Evolution des Menschen: Veränderte Gene schützen vor frühzeitiger Demenz

„Wenn ältere Menschen dement werden, verliert die Gemeinschaft nicht nur wertvolle Quellen von Wissen, Weisheit und Kulturtechniken. Schon ein leichtes Nachlassen kognitiver Fähigkeiten kann bei Menschen in einflussreichen Positionen zu falschen Entscheidungen führen, die allen schaden“, sagt Pascal Gagneux von der University of California in San Diego, der zusammen mit Ajit Varki die Arbeiten leitete. Wie die meisten Wirbeltiere leben die Menschenaffen etwa so lange, wie sie noch Nachwuchs zeugen können. Nur beim Menschen hat sich ein längeres Leben als vorteilhaft erwiesen, weil die Alten die Überlebenschancen des Nachwuchses ihrer Gruppe verbesserten. Doch dieser Vorteil würde normalerweise dadurch verringert, dass bereits ab einem mittleren Alter verstärkt neurodegenerative Erkrankungen auftreten. Daher könnten sich Veränderungen von Genen durchgesetzt haben, die solche Hirnkrankheiten verhindern.

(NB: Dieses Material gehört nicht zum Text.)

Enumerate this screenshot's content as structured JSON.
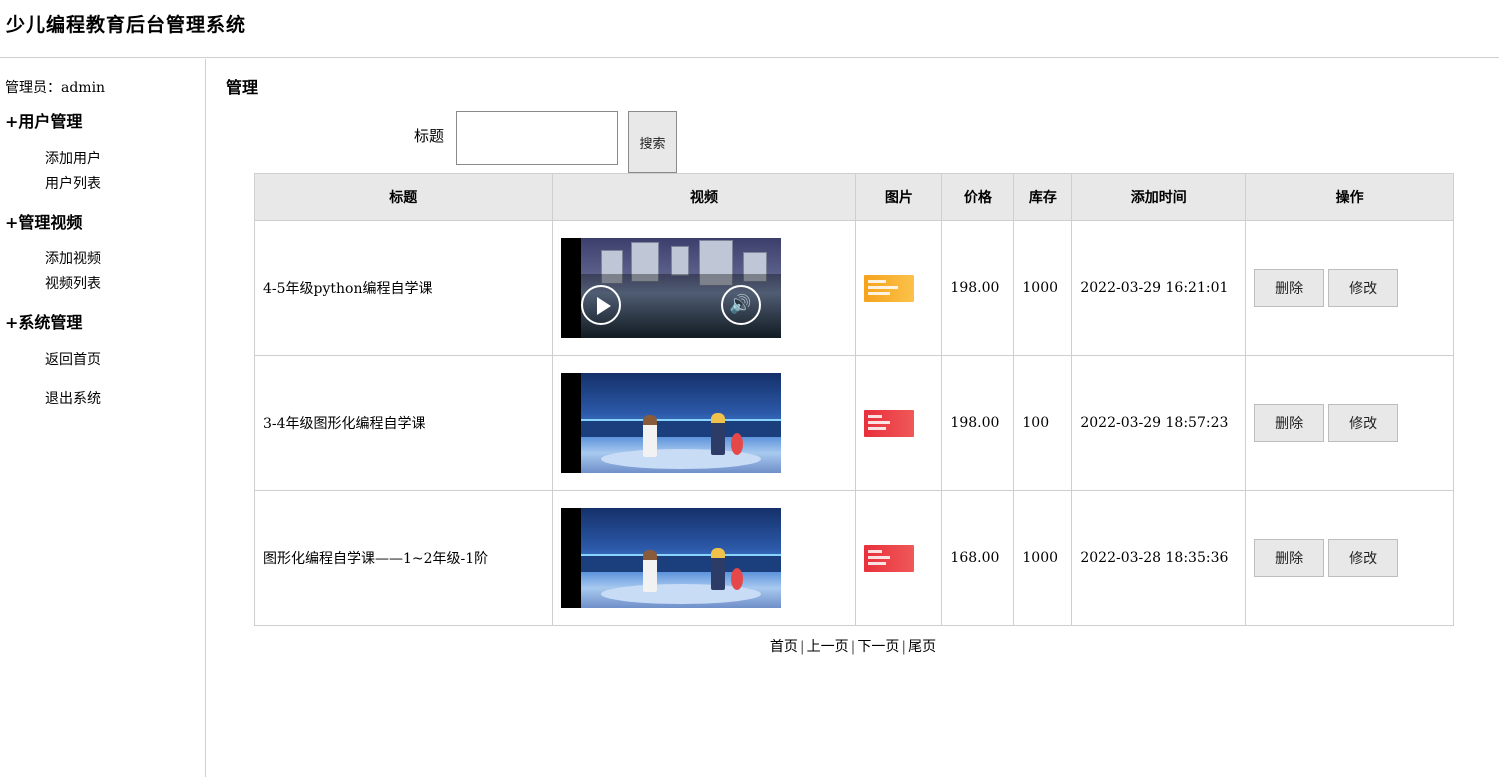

Konkrete Hinweise darauf fanden die Forscher zunächst bei einem Gen, das die Bauanleitung für das Protein CD33 trägt. Dieses Protein sitzt auf der Oberfläche von Immunzellen – auch von Mikrogliazellen des Gehirns. Es trägt dazu bei, Entzündungsreaktionen zu dämpfen. Frühere Untersuchungen hatten ergeben, dass eine bestimmte Variante des CD33-Gens die Ablagerung von Beta-Amyloid-Peptiden im Gehirn verhindert. Solche Ablagerungen sind ein typisches Merkmal der Alzheimer-Demenz. Die Forscher fanden heraus, dass beim Menschen viermal größere Mengen der schützenden CD33-Variante gebildet werden als beim Schimpansen. Ähnliches ergab sich auch für weitere Gene, die das Demenzrisiko senken. So haben sich im menschlichen Erbgut neben dem „Alzheimer-Gen” APOE4 die Varianten APOE2 und APOE3 verbreitet, die einer Demenzerkrankung entgegenwirken. Die neuen Ergebnisse würden zwar keinen direkten Beweis dafür liefern, dass die schützenden Genvarianten durch diese Form der Selektion entstanden sind, sagt Gagneux. Ein möglicher Zusammenhang mit dem Vorteil einer längeren Lebensdauer sei aber naheliegend.
Ganz allgemein sorgt die natürliche Selektion dafür, dass sich die Zahl der überlebenden Nachkommen erhöht. Eventuell schädliche Folgen für das Überleben im Alter spielen dabei keine Rolle. Geistig fitte Omas und Opas haben sich aber beim Menschen offenbar als so vorteilhaft für die Überlebenschancen der Nachkommen erwiesen, dass in diesem speziellen Fall die Evolution zu einer verlängerten Lebensdauer führte. In heutigen Völkern von Jägern und Sammlern haben nach Angaben der Autoren etwa ein Drittel aller Frauen die Wechseljahre bereits überschritten. Bei Schimpansen ist der Anteil alter Weibchen viel geringer, da die weiblichen Tiere meist sterben, kurz nachdem sie unfruchtbar geworden sind. Im Erbgut des Neandertalers liegt die beim Homo sapiens veränderte Version des CD33-Gens noch nicht vor. Dieser Evolutionsprozess begann demnach erst, nachdem die beiden Menschenarten begonnen hatten, sich auf getrennten Wegen weiterzuentwickeln.